Wednesday, November 5, 2008

"I like my coffee black....

..like our next president," said the man I was serving coffee to a few weeks ago. The man and I laughed until he noted that maybe he should quiet down because not everyone was laughing at his comment.

You can't avoid it though. Coffee and politics go together like trees and soil. I'm not sure which nourishes which, but I know they help each other out a lot. When I trudged across the parking lot with my partner at 4:15 a.m.'s chilled darkness, the one thing I could see before we walked in the door was the huge headline that simply read "OBAMA." The last time I'd seen a headline that big it read IRAQ. Whether welcomed or not, this was morning's headline broke the patterns of history.

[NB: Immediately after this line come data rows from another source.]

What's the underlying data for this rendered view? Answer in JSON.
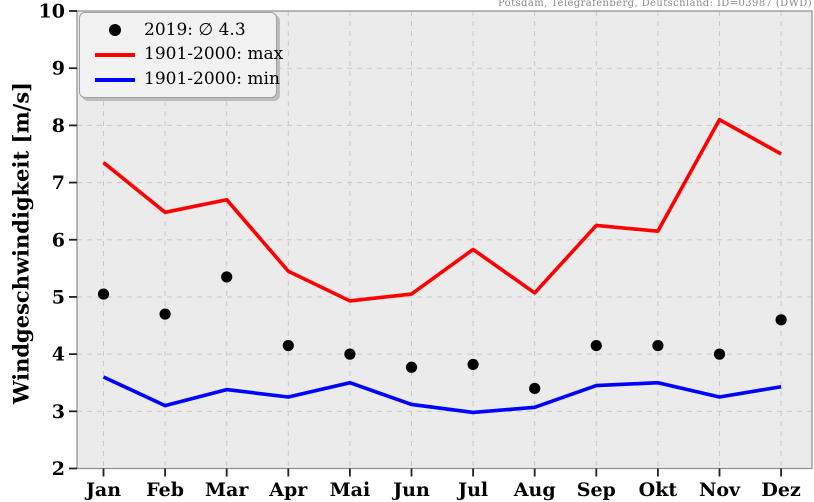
{
  "station_title": "Potsdam, Telegrafenberg, Deutschland: ID=03987 (DWD)",
  "ylabel": "Windgeschwindigkeit [m/s]",
  "chart_data": {
    "type": "line",
    "categories": [
      "Jan",
      "Feb",
      "Mar",
      "Apr",
      "Mai",
      "Jun",
      "Jul",
      "Aug",
      "Sep",
      "Okt",
      "Nov",
      "Dez"
    ],
    "series": [
      {
        "name": "2019: ∅ 4.3",
        "type": "scatter",
        "color": "#000000",
        "values": [
          5.05,
          4.7,
          5.35,
          4.15,
          4.0,
          3.77,
          3.82,
          3.4,
          4.15,
          4.15,
          4.0,
          4.6
        ]
      },
      {
        "name": "1901-2000: max",
        "type": "line",
        "color": "#ff0000",
        "values": [
          7.35,
          6.48,
          6.7,
          5.45,
          4.93,
          5.05,
          5.83,
          5.07,
          6.25,
          6.15,
          8.1,
          7.5
        ]
      },
      {
        "name": "1901-2000: min",
        "type": "line",
        "color": "#0000ff",
        "values": [
          3.6,
          3.1,
          3.38,
          3.25,
          3.5,
          3.12,
          2.98,
          3.07,
          3.45,
          3.5,
          3.25,
          3.43
        ]
      }
    ],
    "ylim": [
      2,
      10
    ],
    "yticks": [
      2,
      3,
      4,
      5,
      6,
      7,
      8,
      9,
      10
    ],
    "grid": true,
    "grid_style": "dashed",
    "legend_position": "upper-left",
    "plot_bg_color": "#ebebeb",
    "grid_color": "#c7c7c7",
    "spine_color": "#8d8d8d"
  }
}
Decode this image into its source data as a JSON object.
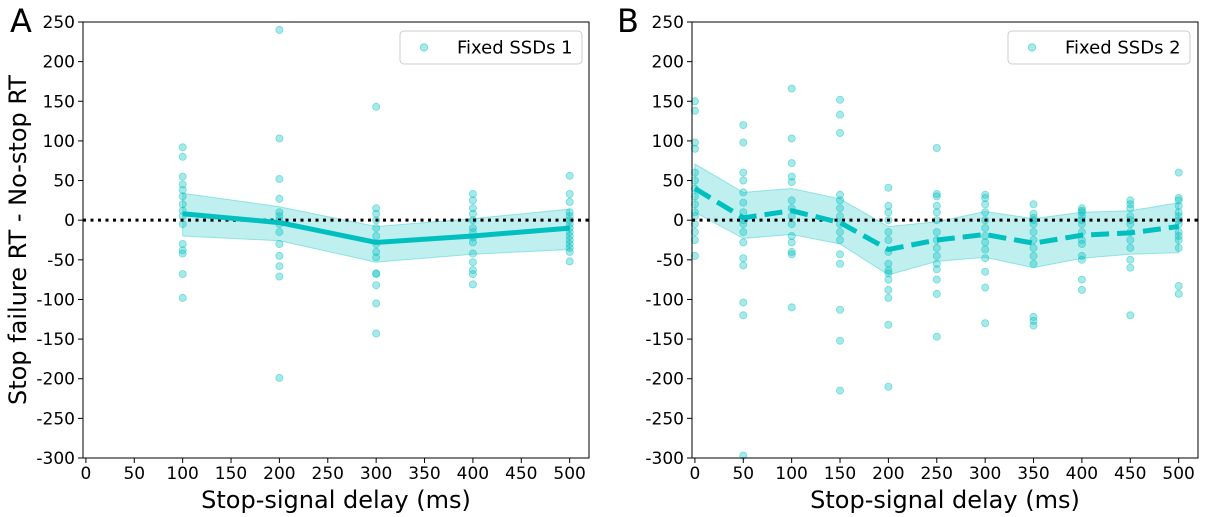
{
  "figure": {
    "ylabel": "Stop failure RT - No-stop RT",
    "color": "#00bfbf",
    "band_color": "#00bfbf"
  },
  "chart_data": [
    {
      "type": "line",
      "panel_letter": "A",
      "legend": "Fixed SSDs 1",
      "xlabel": "Stop-signal delay (ms)",
      "xlim": [
        -3,
        520
      ],
      "ylim": [
        -300,
        250
      ],
      "xticks": [
        0,
        50,
        100,
        150,
        200,
        250,
        300,
        350,
        400,
        450,
        500
      ],
      "yticks": [
        250,
        200,
        150,
        100,
        50,
        0,
        -50,
        -100,
        -150,
        -200,
        -250,
        -300
      ],
      "line_style": "solid",
      "reference_line": 0,
      "mean": {
        "x": [
          100,
          200,
          300,
          400,
          500
        ],
        "y": [
          8,
          -3,
          -28,
          -20,
          -10
        ]
      },
      "band": {
        "x": [
          100,
          200,
          300,
          400,
          500
        ],
        "lower": [
          -20,
          -26,
          -53,
          -43,
          -37
        ],
        "upper": [
          34,
          17,
          -8,
          2,
          14
        ]
      },
      "points": [
        [
          100,
          92
        ],
        [
          100,
          80
        ],
        [
          100,
          55
        ],
        [
          100,
          45
        ],
        [
          100,
          38
        ],
        [
          100,
          30
        ],
        [
          100,
          20
        ],
        [
          100,
          12
        ],
        [
          100,
          5
        ],
        [
          100,
          -5
        ],
        [
          100,
          -30
        ],
        [
          100,
          -38
        ],
        [
          100,
          -42
        ],
        [
          100,
          -68
        ],
        [
          100,
          -98
        ],
        [
          200,
          240
        ],
        [
          200,
          103
        ],
        [
          200,
          52
        ],
        [
          200,
          27
        ],
        [
          200,
          10
        ],
        [
          200,
          5
        ],
        [
          200,
          0
        ],
        [
          200,
          -5
        ],
        [
          200,
          -15
        ],
        [
          200,
          -30
        ],
        [
          200,
          -45
        ],
        [
          200,
          -58
        ],
        [
          200,
          -71
        ],
        [
          200,
          -199
        ],
        [
          300,
          143
        ],
        [
          300,
          15
        ],
        [
          300,
          8
        ],
        [
          300,
          0
        ],
        [
          300,
          -10
        ],
        [
          300,
          -20
        ],
        [
          300,
          -30
        ],
        [
          300,
          -40
        ],
        [
          300,
          -47
        ],
        [
          300,
          -67
        ],
        [
          300,
          -68
        ],
        [
          300,
          -82
        ],
        [
          300,
          -105
        ],
        [
          300,
          -143
        ],
        [
          400,
          33
        ],
        [
          400,
          25
        ],
        [
          400,
          15
        ],
        [
          400,
          8
        ],
        [
          400,
          0
        ],
        [
          400,
          -10
        ],
        [
          400,
          -15
        ],
        [
          400,
          -22
        ],
        [
          400,
          -28
        ],
        [
          400,
          -42
        ],
        [
          400,
          -53
        ],
        [
          400,
          -63
        ],
        [
          400,
          -68
        ],
        [
          400,
          -81
        ],
        [
          500,
          56
        ],
        [
          500,
          33
        ],
        [
          500,
          23
        ],
        [
          500,
          10
        ],
        [
          500,
          5
        ],
        [
          500,
          0
        ],
        [
          500,
          -5
        ],
        [
          500,
          -10
        ],
        [
          500,
          -15
        ],
        [
          500,
          -20
        ],
        [
          500,
          -25
        ],
        [
          500,
          -30
        ],
        [
          500,
          -35
        ],
        [
          500,
          -40
        ],
        [
          500,
          -52
        ]
      ]
    },
    {
      "type": "line",
      "panel_letter": "B",
      "legend": "Fixed SSDs 2",
      "xlabel": "Stop-signal delay (ms)",
      "xlim": [
        -3,
        520
      ],
      "ylim": [
        -300,
        250
      ],
      "xticks": [
        0,
        50,
        100,
        150,
        200,
        250,
        300,
        350,
        400,
        450,
        500
      ],
      "yticks": [
        250,
        200,
        150,
        100,
        50,
        0,
        -50,
        -100,
        -150,
        -200,
        -250,
        -300
      ],
      "line_style": "dashed",
      "reference_line": 0,
      "mean": {
        "x": [
          0,
          50,
          100,
          150,
          200,
          250,
          300,
          350,
          400,
          450,
          500
        ],
        "y": [
          40,
          3,
          12,
          -3,
          -37,
          -25,
          -18,
          -29,
          -19,
          -16,
          -8
        ]
      },
      "band": {
        "x": [
          0,
          50,
          100,
          150,
          200,
          250,
          300,
          350,
          400,
          450,
          500
        ],
        "lower": [
          10,
          -23,
          -18,
          -30,
          -69,
          -52,
          -47,
          -60,
          -48,
          -43,
          -41
        ],
        "upper": [
          71,
          35,
          40,
          27,
          -8,
          -2,
          11,
          2,
          10,
          12,
          22
        ]
      },
      "points": [
        [
          0,
          150
        ],
        [
          0,
          138
        ],
        [
          0,
          98
        ],
        [
          0,
          90
        ],
        [
          0,
          60
        ],
        [
          0,
          50
        ],
        [
          0,
          40
        ],
        [
          0,
          30
        ],
        [
          0,
          20
        ],
        [
          0,
          10
        ],
        [
          0,
          5
        ],
        [
          0,
          -5
        ],
        [
          0,
          -15
        ],
        [
          0,
          -25
        ],
        [
          0,
          -45
        ],
        [
          50,
          120
        ],
        [
          50,
          98
        ],
        [
          50,
          60
        ],
        [
          50,
          50
        ],
        [
          50,
          35
        ],
        [
          50,
          22
        ],
        [
          50,
          10
        ],
        [
          50,
          0
        ],
        [
          50,
          -5
        ],
        [
          50,
          -15
        ],
        [
          50,
          -28
        ],
        [
          50,
          -48
        ],
        [
          50,
          -57
        ],
        [
          50,
          -104
        ],
        [
          50,
          -120
        ],
        [
          50,
          -297
        ],
        [
          100,
          166
        ],
        [
          100,
          103
        ],
        [
          100,
          72
        ],
        [
          100,
          55
        ],
        [
          100,
          48
        ],
        [
          100,
          25
        ],
        [
          100,
          15
        ],
        [
          100,
          5
        ],
        [
          100,
          -5
        ],
        [
          100,
          -20
        ],
        [
          100,
          -28
        ],
        [
          100,
          -40
        ],
        [
          100,
          -43
        ],
        [
          100,
          -110
        ],
        [
          150,
          152
        ],
        [
          150,
          133
        ],
        [
          150,
          110
        ],
        [
          150,
          32
        ],
        [
          150,
          25
        ],
        [
          150,
          15
        ],
        [
          150,
          5
        ],
        [
          150,
          -5
        ],
        [
          150,
          -15
        ],
        [
          150,
          -25
        ],
        [
          150,
          -43
        ],
        [
          150,
          -55
        ],
        [
          150,
          -113
        ],
        [
          150,
          -152
        ],
        [
          150,
          -215
        ],
        [
          200,
          41
        ],
        [
          200,
          18
        ],
        [
          200,
          10
        ],
        [
          200,
          0
        ],
        [
          200,
          -15
        ],
        [
          200,
          -25
        ],
        [
          200,
          -40
        ],
        [
          200,
          -55
        ],
        [
          200,
          -63
        ],
        [
          200,
          -67
        ],
        [
          200,
          -75
        ],
        [
          200,
          -88
        ],
        [
          200,
          -98
        ],
        [
          200,
          -132
        ],
        [
          200,
          -210
        ],
        [
          250,
          91
        ],
        [
          250,
          33
        ],
        [
          250,
          30
        ],
        [
          250,
          18
        ],
        [
          250,
          10
        ],
        [
          250,
          0
        ],
        [
          250,
          -15
        ],
        [
          250,
          -25
        ],
        [
          250,
          -35
        ],
        [
          250,
          -45
        ],
        [
          250,
          -55
        ],
        [
          250,
          -62
        ],
        [
          250,
          -75
        ],
        [
          250,
          -93
        ],
        [
          250,
          -147
        ],
        [
          300,
          32
        ],
        [
          300,
          28
        ],
        [
          300,
          20
        ],
        [
          300,
          10
        ],
        [
          300,
          0
        ],
        [
          300,
          -10
        ],
        [
          300,
          -20
        ],
        [
          300,
          -28
        ],
        [
          300,
          -37
        ],
        [
          300,
          -48
        ],
        [
          300,
          -65
        ],
        [
          300,
          -85
        ],
        [
          300,
          -130
        ],
        [
          350,
          20
        ],
        [
          350,
          8
        ],
        [
          350,
          3
        ],
        [
          350,
          0
        ],
        [
          350,
          -5
        ],
        [
          350,
          -15
        ],
        [
          350,
          -25
        ],
        [
          350,
          -35
        ],
        [
          350,
          -45
        ],
        [
          350,
          -55
        ],
        [
          350,
          -122
        ],
        [
          350,
          -127
        ],
        [
          350,
          -133
        ],
        [
          400,
          15
        ],
        [
          400,
          12
        ],
        [
          400,
          10
        ],
        [
          400,
          5
        ],
        [
          400,
          0
        ],
        [
          400,
          -5
        ],
        [
          400,
          -15
        ],
        [
          400,
          -25
        ],
        [
          400,
          -30
        ],
        [
          400,
          -45
        ],
        [
          400,
          -50
        ],
        [
          400,
          -75
        ],
        [
          400,
          -88
        ],
        [
          450,
          25
        ],
        [
          450,
          20
        ],
        [
          450,
          15
        ],
        [
          450,
          5
        ],
        [
          450,
          0
        ],
        [
          450,
          -5
        ],
        [
          450,
          -15
        ],
        [
          450,
          -25
        ],
        [
          450,
          -35
        ],
        [
          450,
          -50
        ],
        [
          450,
          -60
        ],
        [
          450,
          -120
        ],
        [
          500,
          60
        ],
        [
          500,
          28
        ],
        [
          500,
          25
        ],
        [
          500,
          18
        ],
        [
          500,
          10
        ],
        [
          500,
          5
        ],
        [
          500,
          0
        ],
        [
          500,
          -5
        ],
        [
          500,
          -15
        ],
        [
          500,
          -20
        ],
        [
          500,
          -25
        ],
        [
          500,
          -35
        ],
        [
          500,
          -83
        ],
        [
          500,
          -93
        ]
      ]
    }
  ]
}
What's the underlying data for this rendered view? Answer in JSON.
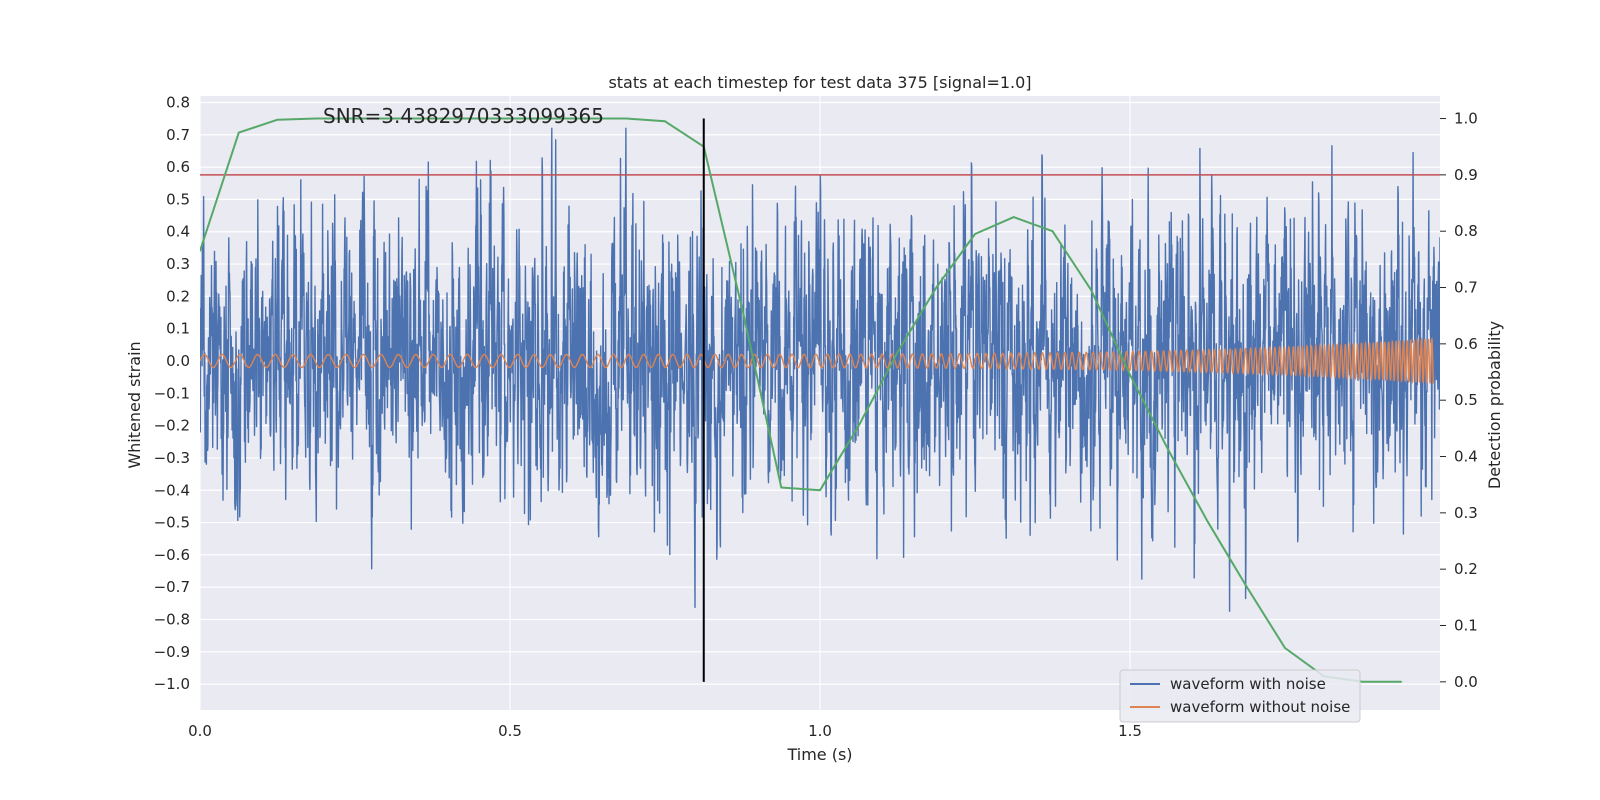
{
  "chart_data": {
    "type": "line",
    "title": "stats at each timestep for test data 375 [signal=1.0]",
    "xlabel": "Time (s)",
    "ylabel": "Whitened strain",
    "y2label": "Detection probability",
    "annotation": "SNR=3.4382970333099365",
    "xlim": [
      0.0,
      2.0
    ],
    "ylim": [
      -1.08,
      0.82
    ],
    "y2lim": [
      -0.05,
      1.04
    ],
    "x_ticks": [
      0.0,
      0.5,
      1.0,
      1.5
    ],
    "x_tick_labels": [
      "0.0",
      "0.5",
      "1.0",
      "1.5"
    ],
    "y_ticks": [
      0.8,
      0.7,
      0.6,
      0.5,
      0.4,
      0.3,
      0.2,
      0.1,
      0.0,
      -0.1,
      -0.2,
      -0.3,
      -0.4,
      -0.5,
      -0.6,
      -0.7,
      -0.8,
      -0.9,
      -1.0
    ],
    "y_tick_labels": [
      "0.8",
      "0.7",
      "0.6",
      "0.5",
      "0.4",
      "0.3",
      "0.2",
      "0.1",
      "0.0",
      "−0.1",
      "−0.2",
      "−0.3",
      "−0.4",
      "−0.5",
      "−0.6",
      "−0.7",
      "−0.8",
      "−0.9",
      "−1.0"
    ],
    "y2_ticks": [
      1.0,
      0.9,
      0.8,
      0.7,
      0.6,
      0.5,
      0.4,
      0.3,
      0.2,
      0.1,
      0.0
    ],
    "y2_tick_labels": [
      "1.0",
      "0.9",
      "0.8",
      "0.7",
      "0.6",
      "0.5",
      "0.4",
      "0.3",
      "0.2",
      "0.1",
      "0.0"
    ],
    "grid": true,
    "legend_position": "bottom-right",
    "series": [
      {
        "name": "waveform with noise",
        "color": "#4c72b0",
        "axis": "left",
        "kind": "noise",
        "x_range": [
          0.0,
          2.0
        ],
        "amplitude_std": 0.22,
        "peak_max": 0.72,
        "peak_min": -0.99
      },
      {
        "name": "waveform without noise",
        "color": "#dd8452",
        "axis": "left",
        "kind": "chirp",
        "x_range": [
          0.0,
          1.99
        ],
        "amplitude_start": 0.02,
        "amplitude_end": 0.07,
        "frequency_start_hz": 35,
        "frequency_end_hz": 180
      },
      {
        "name": "",
        "color": "#55a868",
        "axis": "right",
        "x": [
          0.0,
          0.0625,
          0.125,
          0.1875,
          0.25,
          0.3125,
          0.375,
          0.4375,
          0.5,
          0.5625,
          0.625,
          0.6875,
          0.75,
          0.8125,
          0.875,
          0.9375,
          1.0,
          1.0625,
          1.125,
          1.1875,
          1.25,
          1.3125,
          1.375,
          1.4375,
          1.5,
          1.5625,
          1.625,
          1.6875,
          1.75,
          1.8125,
          1.875,
          1.9375
        ],
        "values": [
          0.765,
          0.975,
          0.998,
          1.0,
          1.0,
          1.0,
          1.0,
          1.0,
          1.0,
          1.0,
          1.0,
          1.0,
          0.995,
          0.95,
          0.66,
          0.345,
          0.34,
          0.455,
          0.585,
          0.7,
          0.795,
          0.825,
          0.8,
          0.695,
          0.545,
          0.41,
          0.285,
          0.17,
          0.06,
          0.01,
          0.0,
          0.0
        ]
      }
    ],
    "hlines": [
      {
        "y2": 0.9,
        "color": "#c44e52"
      }
    ],
    "vlines": [
      {
        "x": 0.8125,
        "color": "#000000",
        "y2_range": [
          0.0,
          1.0
        ]
      }
    ],
    "legend": [
      {
        "label": "waveform with noise",
        "color": "#4c72b0"
      },
      {
        "label": "waveform without noise",
        "color": "#dd8452"
      }
    ],
    "colors": {
      "plot_bg": "#eaeaf2",
      "grid": "#ffffff",
      "text": "#262626"
    }
  }
}
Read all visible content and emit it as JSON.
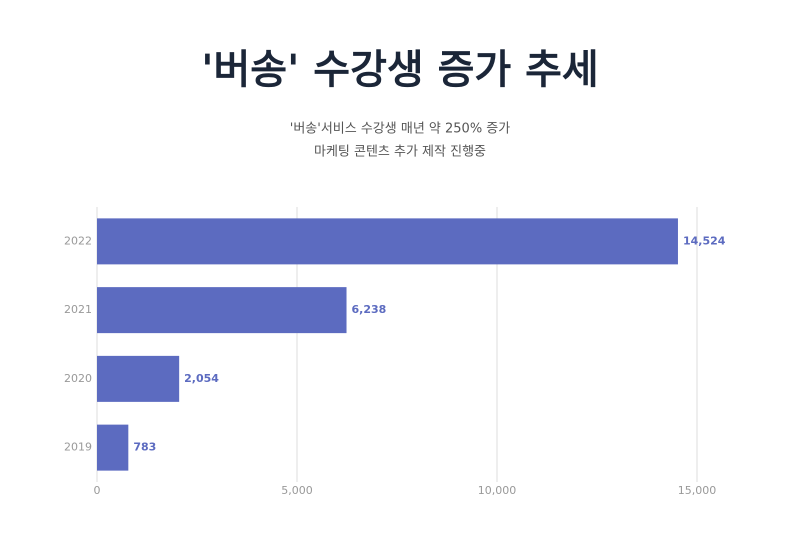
{
  "chart_data": {
    "type": "bar",
    "orientation": "horizontal",
    "title": "'버송' 수강생 증가 추세",
    "subtitle": [
      "'버송'서비스 수강생 매년 약 250% 증가",
      "마케팅 콘텐츠 추가 제작 진행중"
    ],
    "categories": [
      "2022",
      "2021",
      "2020",
      "2019"
    ],
    "values": [
      14524,
      6238,
      2054,
      783
    ],
    "value_labels": [
      "14,524",
      "6,238",
      "2,054",
      "783"
    ],
    "color": "#5c6bc0",
    "xlim": [
      0,
      15000
    ],
    "xticks": [
      0,
      {
        "value": 5000,
        "label": "5,000"
      },
      {
        "value": 10000,
        "label": "10,000"
      },
      {
        "value": 15000,
        "label": "15,000"
      }
    ],
    "grid": true
  }
}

As NPR touted on their program the day before, Obama's parents couldn't even have legally been married in most states at their time of marriage because of their skin colors.

I realized as I served coffee starting at 5 a.m. this morning that I might be the first person people had a chance to rebound their reaction to the elections with.

"It is what it is," said a spiky gray haired man as I sold our last paper to him just shortly after 6a.m. "I just hope he makes true everything that he said he would in his speech last night," finished the man.

An hour later as my german co-worker joined us at the register beside me, she cheered, raising her hand fisted around a black Sharpy before marking the cup of a woman flaunting an Obama t-shirt.

"We are so glad in Europe," said my german partner. "The change is very good for the US."

Obama's mantra of change was primarily about policy. Now that change is imminent, we're touting it most as a change in the color of our president's skin. Will the fact that a black man is holding the most highly respected position in our country change the hearts and minds of those who have yet to be unmoved by historical policy's racial progress?

My hope is that 50 years from now the front pages of newspapers that sold out by 6 o'clock this morning are still framed and preserved as the day when my country marked a change toward the better in both hearts and policy.

1 comment:

joe-c said...

You are sneaky, but I figured you out :-) Welcome to the world of blogging! Love you!